Alors, question. Pourquoi le mentir-vrai littéraire fait-il plus peur que le franc mensonge des livres à scandale? La fiction que le travail de cochon ? Le regard éloigné du romancier que le voyeurisme des prétendues « investigations» ? Et pourquoi est-ce l’œil de l’artiste qui fait problème et non le mauvais œil des pilleurs de tombes qui, quelques mois après le crime, se précipitaient déjà pour publier leurs « dessous de l’affaire Stern » et auxquels, encore une fois, nul n’a rien trouvé à redire ? J’imagine la douleur des proches. Je conçois, pour une épouse, pour des enfants, l’insoutenable difficulté d’être avec, en héritage, cet autre paquet de mémoire où l’on entre comme dans un moulin. Mais, de grâce, que l’on ne se trompe pas de cible. Que l’on ne fasse pas payer à un écrivain les insanités de ceux qui ont confondu sensationnalisme et journalisme. On ne réparerait pas le crime. On en commettrait un autre. Contre l’esprit, celui-là.

9 Commentaires

  1. Lors de la sortie du roman tous les entretiens accordés aux médias par l’auteur s’ arrêtaient Longuement sur l’affaire Stern, comment ne pas relier en permanence l’origine du roman à son contenu? Comment, en tous cas pour notre génération, ne pas revivre la douleur?
    Faire interdire le livre est sans doute inutile, mais réclamer la paix pour permettre aux survivants de ….survivre.

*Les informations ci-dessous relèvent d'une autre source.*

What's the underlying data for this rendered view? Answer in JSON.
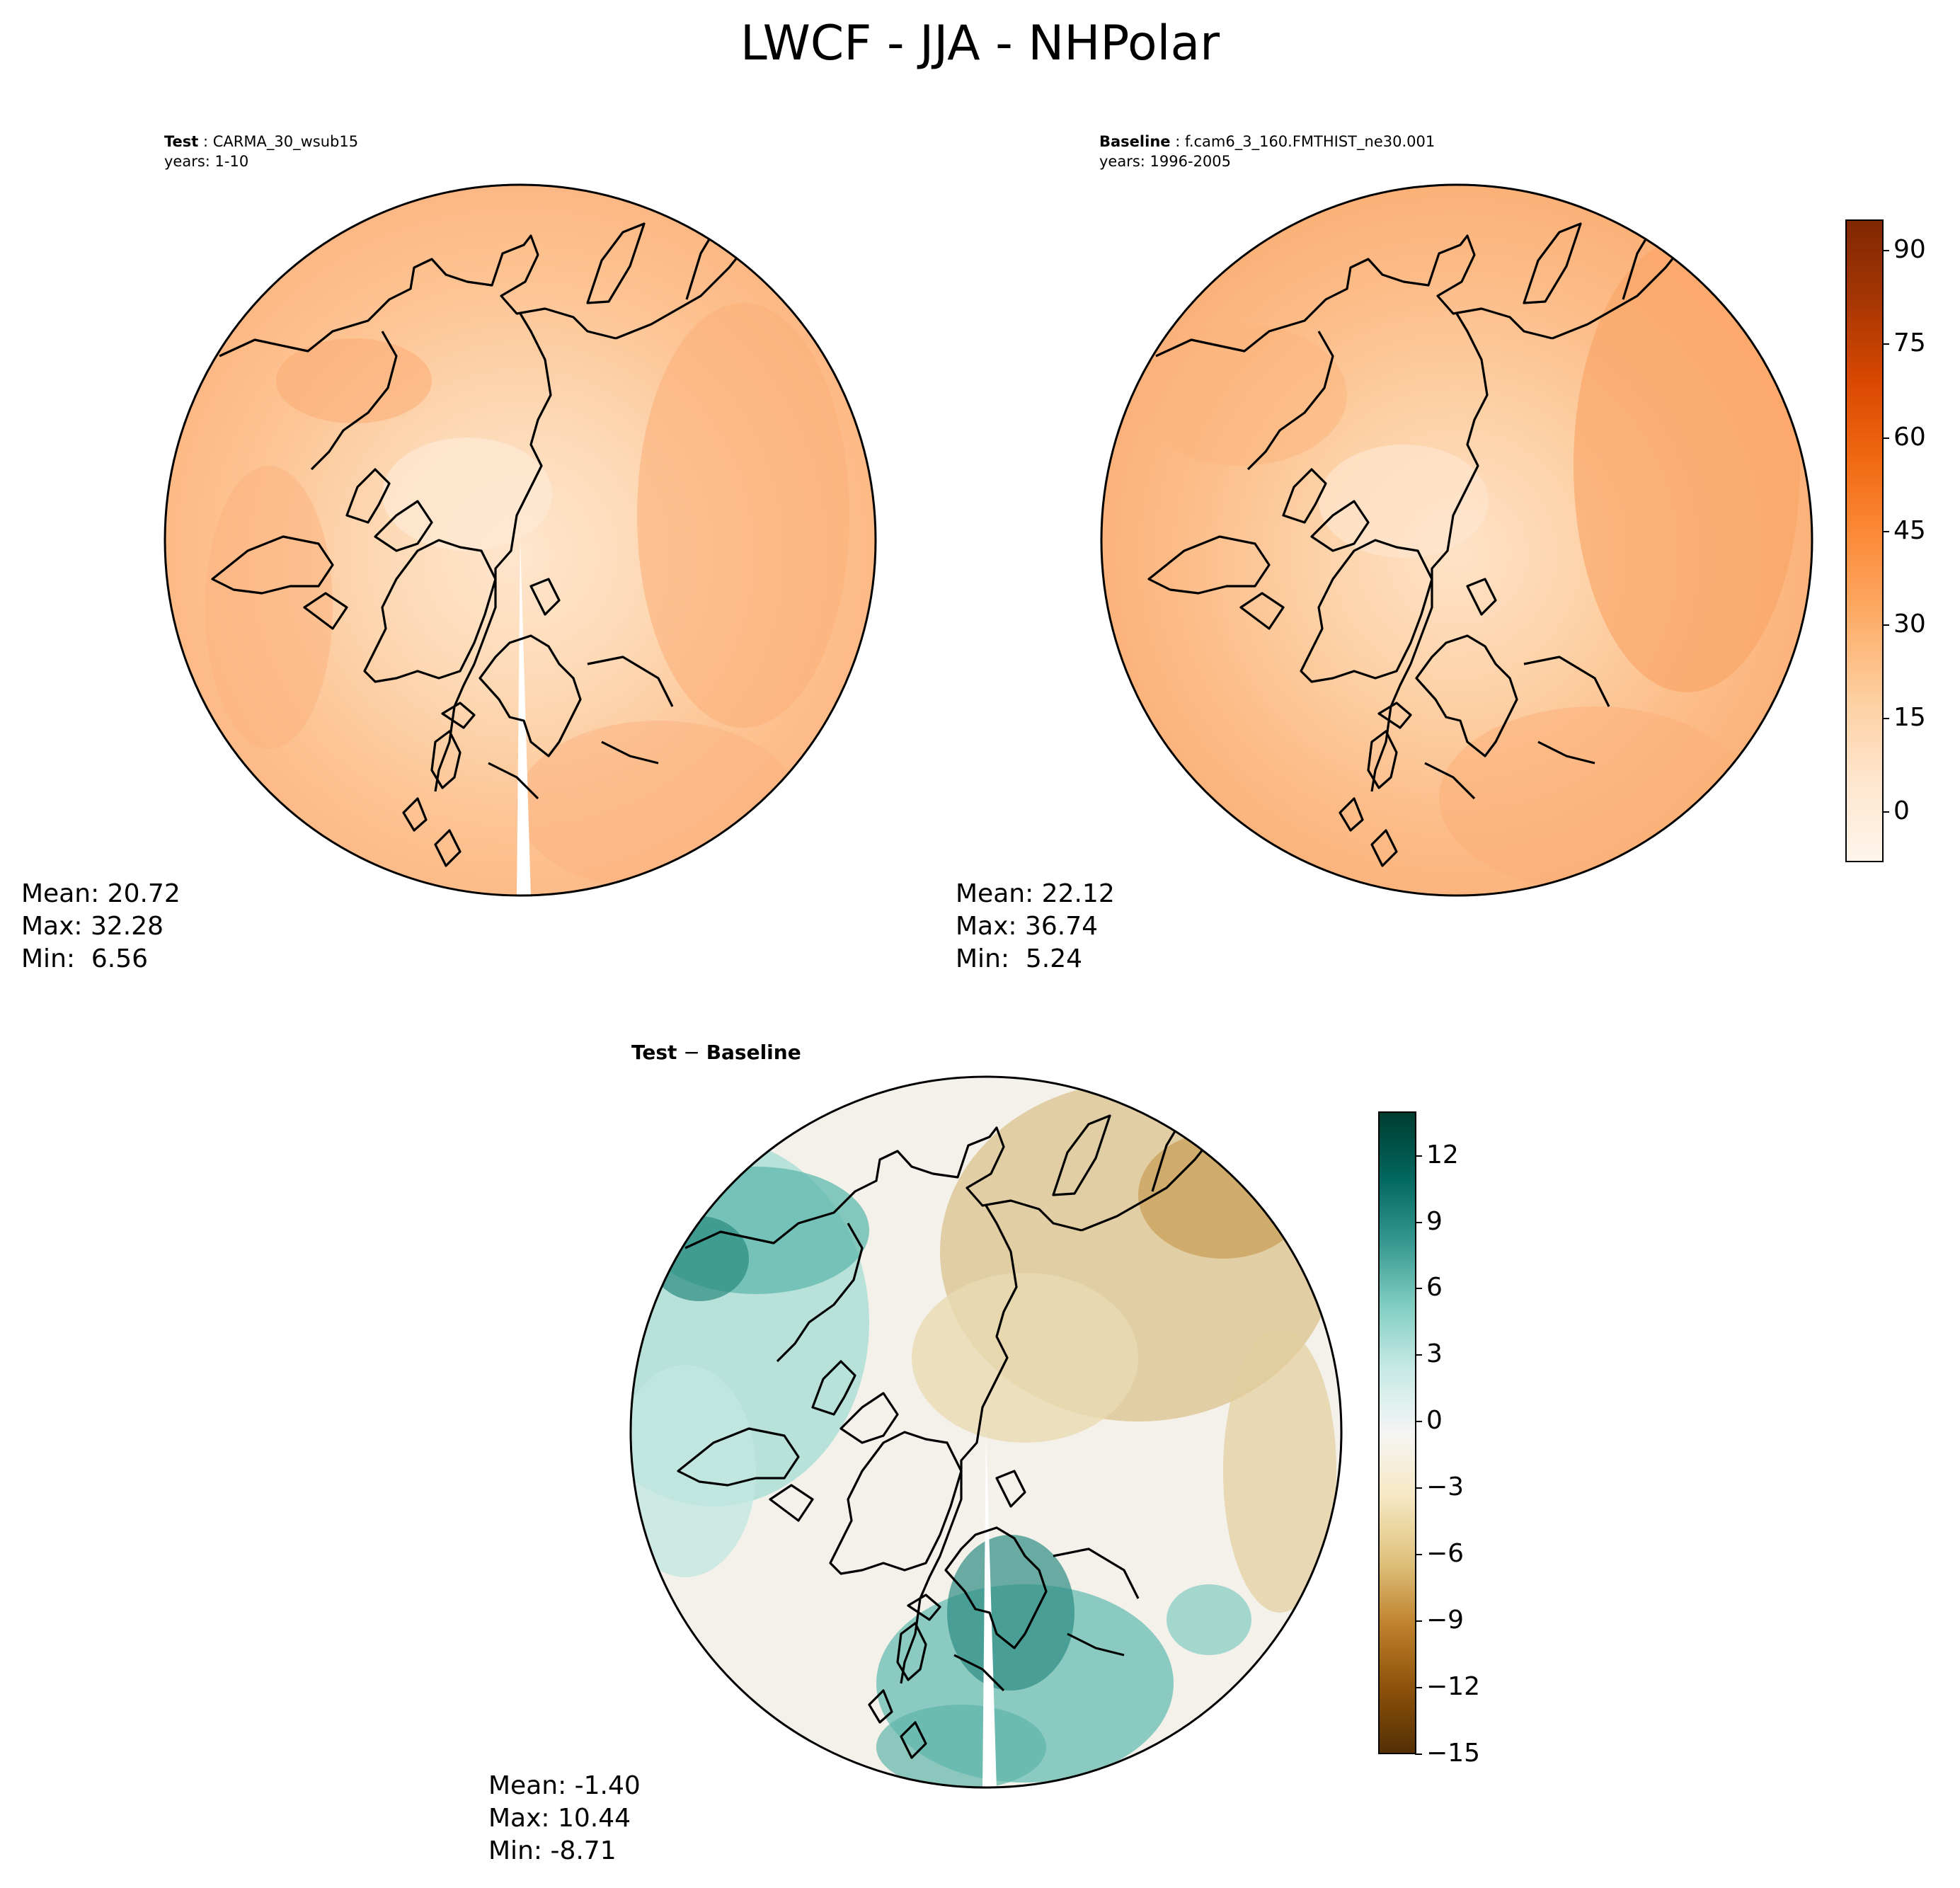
{
  "title": "LWCF - JJA - NHPolar",
  "test_panel": {
    "label": "Test",
    "case": "CARMA_30_wsub15",
    "years": "years: 1-10",
    "stats": {
      "mean": "Mean: 20.72",
      "max": "Max: 32.28",
      "min": "Min:  6.56"
    }
  },
  "baseline_panel": {
    "label": "Baseline",
    "case": "f.cam6_3_160.FMTHIST_ne30.001",
    "years": "years: 1996-2005",
    "stats": {
      "mean": "Mean: 22.12",
      "max": "Max: 36.74",
      "min": "Min:  5.24"
    }
  },
  "diff_panel": {
    "label_a": "Test",
    "separator": " − ",
    "label_b": "Baseline",
    "stats": {
      "mean": "Mean: -1.40",
      "max": "Max: 10.44",
      "min": "Min: -8.71"
    }
  },
  "colorbar_main": {
    "colormap": "Oranges",
    "range": [
      -8,
      95
    ],
    "ticks": [
      "90",
      "75",
      "60",
      "45",
      "30",
      "15",
      "0"
    ],
    "tick_values": [
      90,
      75,
      60,
      45,
      30,
      15,
      0
    ],
    "colors": [
      "#fff5eb",
      "#fee6ce",
      "#fdd0a2",
      "#fdae6b",
      "#fd8d3c",
      "#f16913",
      "#d94801",
      "#a63603",
      "#7f2704"
    ]
  },
  "colorbar_diff": {
    "colormap": "BrBG",
    "range": [
      -15,
      14
    ],
    "ticks": [
      "12",
      "9",
      "6",
      "3",
      "0",
      "−3",
      "−6",
      "−9",
      "−12",
      "−15"
    ],
    "tick_values": [
      12,
      9,
      6,
      3,
      0,
      -3,
      -6,
      -9,
      -12,
      -15
    ],
    "colors": [
      "#543005",
      "#8c510a",
      "#bf812d",
      "#dfc27d",
      "#f6e8c3",
      "#f5f5f5",
      "#c7eae5",
      "#80cdc1",
      "#35978f",
      "#01665e",
      "#003c30"
    ]
  }
}
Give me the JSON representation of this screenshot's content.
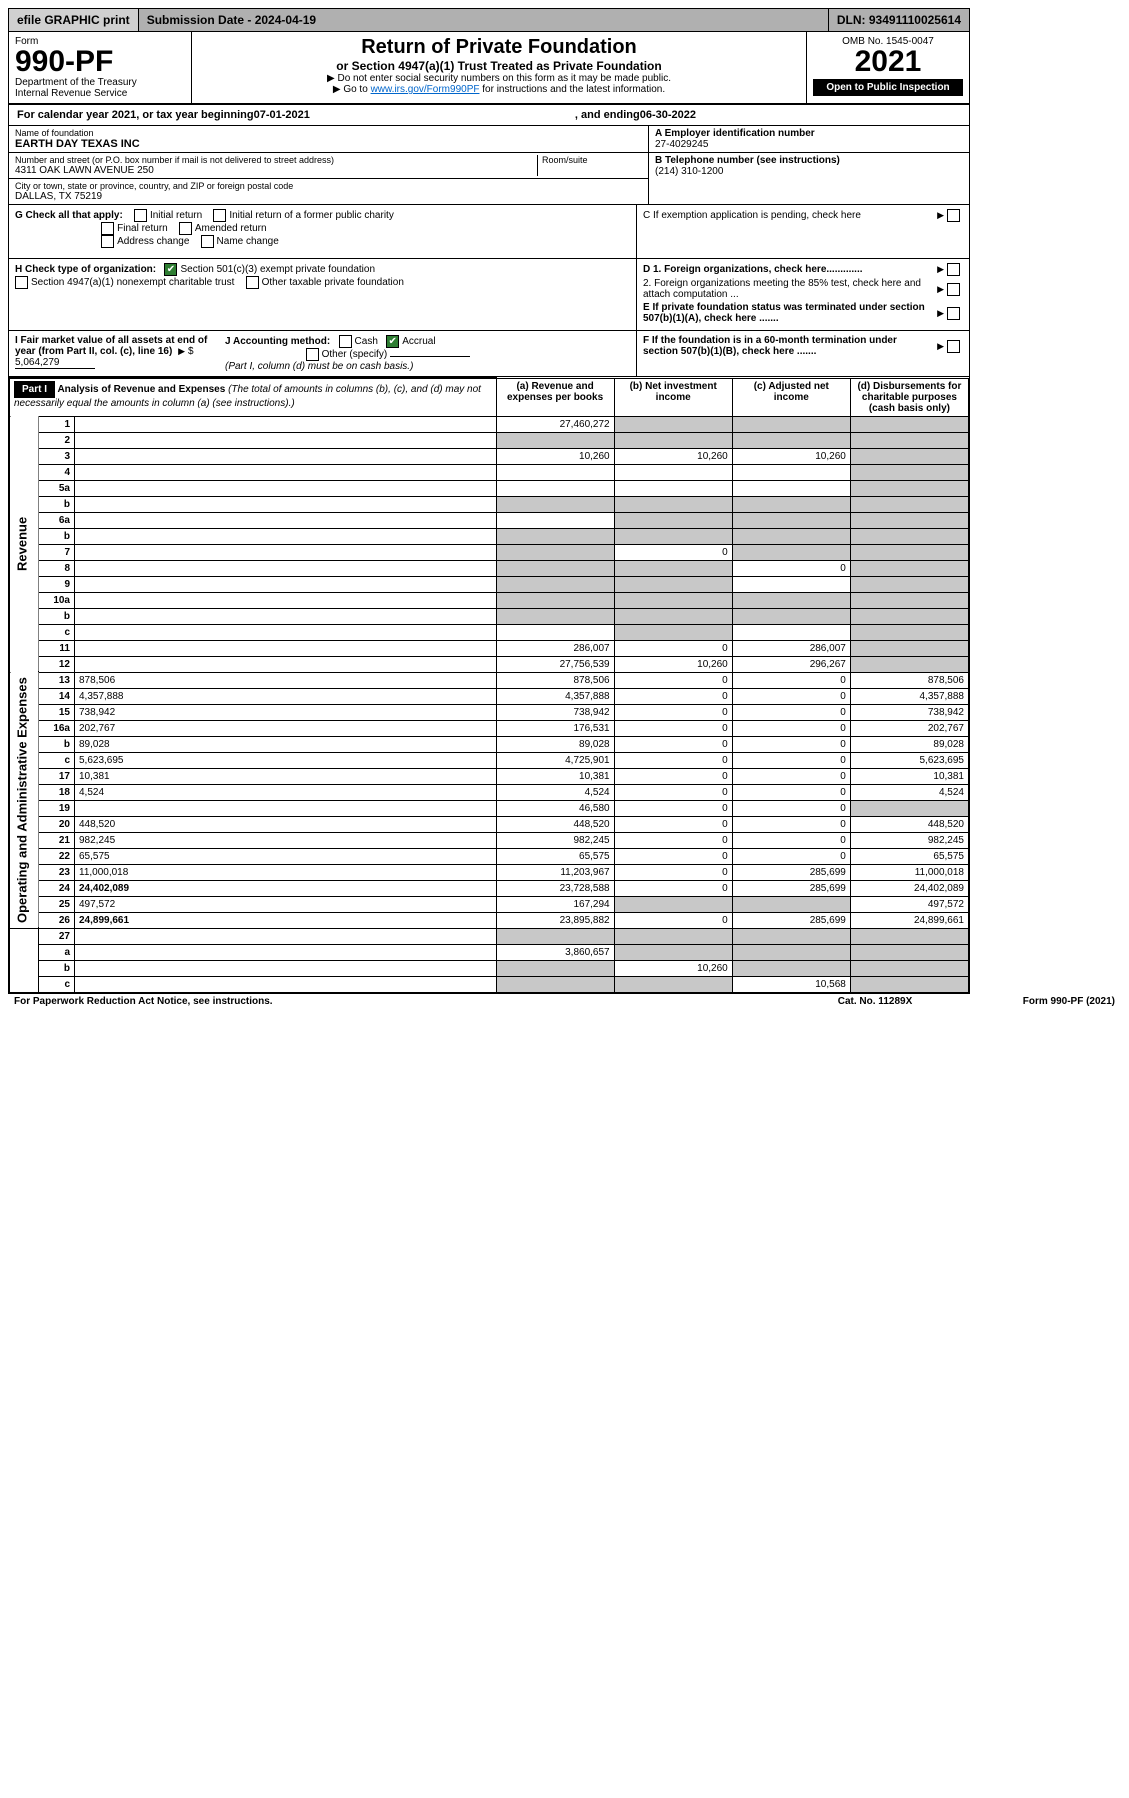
{
  "topbar": {
    "efile": "efile GRAPHIC print",
    "subdate": "Submission Date - 2024-04-19",
    "dln": "DLN: 93491110025614"
  },
  "header": {
    "form_label": "Form",
    "form_no": "990-PF",
    "dept": "Department of the Treasury",
    "irs": "Internal Revenue Service",
    "title": "Return of Private Foundation",
    "sub": "or Section 4947(a)(1) Trust Treated as Private Foundation",
    "note1": "▶ Do not enter social security numbers on this form as it may be made public.",
    "note2_pre": "▶ Go to ",
    "note2_link": "www.irs.gov/Form990PF",
    "note2_post": " for instructions and the latest information.",
    "omb": "OMB No. 1545-0047",
    "year": "2021",
    "open": "Open to Public Inspection"
  },
  "calyear": {
    "pre": "For calendar year 2021, or tax year beginning ",
    "begin": "07-01-2021",
    "mid": " , and ending ",
    "end": "06-30-2022"
  },
  "info": {
    "name_label": "Name of foundation",
    "name": "EARTH DAY TEXAS INC",
    "addr_label": "Number and street (or P.O. box number if mail is not delivered to street address)",
    "addr": "4311 OAK LAWN AVENUE 250",
    "room_label": "Room/suite",
    "city_label": "City or town, state or province, country, and ZIP or foreign postal code",
    "city": "DALLAS, TX  75219",
    "ein_label": "A Employer identification number",
    "ein": "27-4029245",
    "tel_label": "B Telephone number (see instructions)",
    "tel": "(214) 310-1200",
    "c": "C If exemption application is pending, check here",
    "d1": "D 1. Foreign organizations, check here.............",
    "d2": "2. Foreign organizations meeting the 85% test, check here and attach computation ...",
    "e": "E If private foundation status was terminated under section 507(b)(1)(A), check here .......",
    "f": "F If the foundation is in a 60-month termination under section 507(b)(1)(B), check here .......",
    "g": "G Check all that apply:",
    "g_opts": {
      "initial": "Initial return",
      "initial_former": "Initial return of a former public charity",
      "final": "Final return",
      "amended": "Amended return",
      "addr_change": "Address change",
      "name_change": "Name change"
    },
    "h": "H Check type of organization:",
    "h_opts": {
      "sec501": "Section 501(c)(3) exempt private foundation",
      "sec4947": "Section 4947(a)(1) nonexempt charitable trust",
      "other_tax": "Other taxable private foundation"
    },
    "i": "I Fair market value of all assets at end of year (from Part II, col. (c), line 16)",
    "i_val": "5,064,279",
    "j": "J Accounting method:",
    "j_opts": {
      "cash": "Cash",
      "accrual": "Accrual",
      "other": "Other (specify)"
    },
    "j_note": "(Part I, column (d) must be on cash basis.)"
  },
  "part1": {
    "label": "Part I",
    "title": "Analysis of Revenue and Expenses",
    "note": " (The total of amounts in columns (b), (c), and (d) may not necessarily equal the amounts in column (a) (see instructions).)",
    "cols": {
      "a": "(a) Revenue and expenses per books",
      "b": "(b) Net investment income",
      "c": "(c) Adjusted net income",
      "d": "(d) Disbursements for charitable purposes (cash basis only)"
    }
  },
  "side_labels": {
    "rev": "Revenue",
    "exp": "Operating and Administrative Expenses"
  },
  "rows": [
    {
      "n": "1",
      "d": "",
      "a": "27,460,272",
      "b": "",
      "c": "",
      "sh": [
        "b",
        "c",
        "d"
      ]
    },
    {
      "n": "2",
      "d": "",
      "a": "",
      "b": "",
      "c": "",
      "sh": [
        "a",
        "b",
        "c",
        "d"
      ]
    },
    {
      "n": "3",
      "d": "",
      "a": "10,260",
      "b": "10,260",
      "c": "10,260",
      "sh": [
        "d"
      ]
    },
    {
      "n": "4",
      "d": "",
      "a": "",
      "b": "",
      "c": "",
      "sh": [
        "d"
      ]
    },
    {
      "n": "5a",
      "d": "",
      "a": "",
      "b": "",
      "c": "",
      "sh": [
        "d"
      ]
    },
    {
      "n": "b",
      "d": "",
      "a": "",
      "b": "",
      "c": "",
      "sh": [
        "a",
        "b",
        "c",
        "d"
      ]
    },
    {
      "n": "6a",
      "d": "",
      "a": "",
      "b": "",
      "c": "",
      "sh": [
        "b",
        "c",
        "d"
      ]
    },
    {
      "n": "b",
      "d": "",
      "a": "",
      "b": "",
      "c": "",
      "sh": [
        "a",
        "b",
        "c",
        "d"
      ]
    },
    {
      "n": "7",
      "d": "",
      "a": "",
      "b": "0",
      "c": "",
      "sh": [
        "a",
        "c",
        "d"
      ]
    },
    {
      "n": "8",
      "d": "",
      "a": "",
      "b": "",
      "c": "0",
      "sh": [
        "a",
        "b",
        "d"
      ]
    },
    {
      "n": "9",
      "d": "",
      "a": "",
      "b": "",
      "c": "",
      "sh": [
        "a",
        "b",
        "d"
      ]
    },
    {
      "n": "10a",
      "d": "",
      "a": "",
      "b": "",
      "c": "",
      "sh": [
        "a",
        "b",
        "c",
        "d"
      ]
    },
    {
      "n": "b",
      "d": "",
      "a": "",
      "b": "",
      "c": "",
      "sh": [
        "a",
        "b",
        "c",
        "d"
      ]
    },
    {
      "n": "c",
      "d": "",
      "a": "",
      "b": "",
      "c": "",
      "sh": [
        "b",
        "d"
      ]
    },
    {
      "n": "11",
      "d": "",
      "a": "286,007",
      "b": "0",
      "c": "286,007",
      "sh": [
        "d"
      ]
    },
    {
      "n": "12",
      "d": "",
      "a": "27,756,539",
      "b": "10,260",
      "c": "296,267",
      "sh": [
        "d"
      ],
      "bold": true
    }
  ],
  "exp_rows": [
    {
      "n": "13",
      "d": "878,506",
      "a": "878,506",
      "b": "0",
      "c": "0"
    },
    {
      "n": "14",
      "d": "4,357,888",
      "a": "4,357,888",
      "b": "0",
      "c": "0"
    },
    {
      "n": "15",
      "d": "738,942",
      "a": "738,942",
      "b": "0",
      "c": "0"
    },
    {
      "n": "16a",
      "d": "202,767",
      "a": "176,531",
      "b": "0",
      "c": "0"
    },
    {
      "n": "b",
      "d": "89,028",
      "a": "89,028",
      "b": "0",
      "c": "0"
    },
    {
      "n": "c",
      "d": "5,623,695",
      "a": "4,725,901",
      "b": "0",
      "c": "0"
    },
    {
      "n": "17",
      "d": "10,381",
      "a": "10,381",
      "b": "0",
      "c": "0"
    },
    {
      "n": "18",
      "d": "4,524",
      "a": "4,524",
      "b": "0",
      "c": "0"
    },
    {
      "n": "19",
      "d": "",
      "a": "46,580",
      "b": "0",
      "c": "0",
      "sh": [
        "d"
      ]
    },
    {
      "n": "20",
      "d": "448,520",
      "a": "448,520",
      "b": "0",
      "c": "0"
    },
    {
      "n": "21",
      "d": "982,245",
      "a": "982,245",
      "b": "0",
      "c": "0"
    },
    {
      "n": "22",
      "d": "65,575",
      "a": "65,575",
      "b": "0",
      "c": "0"
    },
    {
      "n": "23",
      "d": "11,000,018",
      "a": "11,203,967",
      "b": "0",
      "c": "285,699"
    },
    {
      "n": "24",
      "d": "24,402,089",
      "a": "23,728,588",
      "b": "0",
      "c": "285,699",
      "bold": true
    },
    {
      "n": "25",
      "d": "497,572",
      "a": "167,294",
      "b": "",
      "c": "",
      "sh": [
        "b",
        "c"
      ]
    },
    {
      "n": "26",
      "d": "24,899,661",
      "a": "23,895,882",
      "b": "0",
      "c": "285,699",
      "bold": true
    }
  ],
  "final_rows": [
    {
      "n": "27",
      "d": "",
      "a": "",
      "b": "",
      "c": "",
      "sh": [
        "a",
        "b",
        "c",
        "d"
      ]
    },
    {
      "n": "a",
      "d": "",
      "a": "3,860,657",
      "b": "",
      "c": "",
      "sh": [
        "b",
        "c",
        "d"
      ],
      "bold": true
    },
    {
      "n": "b",
      "d": "",
      "a": "",
      "b": "10,260",
      "c": "",
      "sh": [
        "a",
        "c",
        "d"
      ],
      "bold": true
    },
    {
      "n": "c",
      "d": "",
      "a": "",
      "b": "",
      "c": "10,568",
      "sh": [
        "a",
        "b",
        "d"
      ],
      "bold": true
    }
  ],
  "footer": {
    "left": "For Paperwork Reduction Act Notice, see instructions.",
    "mid": "Cat. No. 11289X",
    "right": "Form 990-PF (2021)"
  }
}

    Faut il comprendre par cette pétition que le littérateur est exonéré de tout devoir moral à l’égard des humains, les vrais.

  2. Quand on eut signer la pétition en faveur de Régis Jauffret, on fait comment? Elle est réservée aux seuls « peoples » ?

  3. Quand on veut signer la pétition en faveur de Régis Jauffret , on fait comment ? Elle est réservée aux seuls peoples ?

  4. je me souviens de toute cette histoire. Qu’on ne vienne pas me dire qu’il s’agit là de la volonté de la famille de protéger l’image d’un des leurs….
    C’est juste qu’à la clé il y a un film et donc du blé.
    C’est aussi simple que ça!

  5. Il est tout simplement impensable que désormais l’on vienne dicter à un auteur ce qu’il faudrait qu’il écrive…
    Pourquoi un auteur serait-il moins libre qu’un journaliste?
    Pourquoi la fiction serait-elle plus blessante que des articles infects?

  6. le problème des « romanciers » actuels, c’est qu’au lieu d’élaborer une vrai trame romanesque, en faisant un minimum de fictionnalisation sur les lieux et les personnages, les époques, ils livrent à l’opinion publique des faits bruts sur des affaires judiciaires blessant effectivement le droit à la vie privée de gens. Il faudrait que ces écrivains-flics réapprennent un minimum de métier. Tout peut être dit, en prenant certaines précautions.

  7. Nous avons inventé la justice institutionnelle, quand les proches d’une victime ne purent nourrir d’autre sentiment envers celui de leurs frères qui leur avait enlevé un autre frère qu’une haine équivalente à celle qu’avait pu déchaîner le second chez le premier.
    Dans l’artiste qui s’empare des faits, il faudra voir un serviteur de la justice, mais aussi davantage qu’un procureur ou un avocat, parce que ne servant pas le même niveau de justice. En ce monde où la justice n’appartient plus à Dieu, l’artiste est sans doute le dernier des hommes à faire pour ses frères humains quelque chose comme le travail d’un prêtre et parfois, d’un prophète.
    La tradition veut que lors du Kaddish, l’homme puisse exprimer sa colère à l’encontre de la colère de Dieu. Est-ce ainsi que les hommes meurent? Et le couvercle se soulève avant qu’il ne retombe…
    Géricault n’a pas exposé les corps des naufragés de la Méduse au centre de la place publique. Il n’a pas profané leur sépulture. Il n’a pas outragé leur mémoire. Ce qu’il faut que nous entendions dans ce qu’il nous fait voir, c’est justement quelque chose qu’on entend. C’est une prière des morts que l’art seul permet de prononcer au chevet du mourant qu’il ressuscite un court instant, un instant éternel qui laisse au prêtre-peintre le temps de donner à celui dont nous seuls savons désormais qu’il était, à cet instant-là, déjà condamné, tout le temps nécessaire pour (lui dire de) dire tout ce qu’il n’avait peut-être pas eu le temps ni la force ni le courage de dire avant d’entrer dans le royaume des ciels.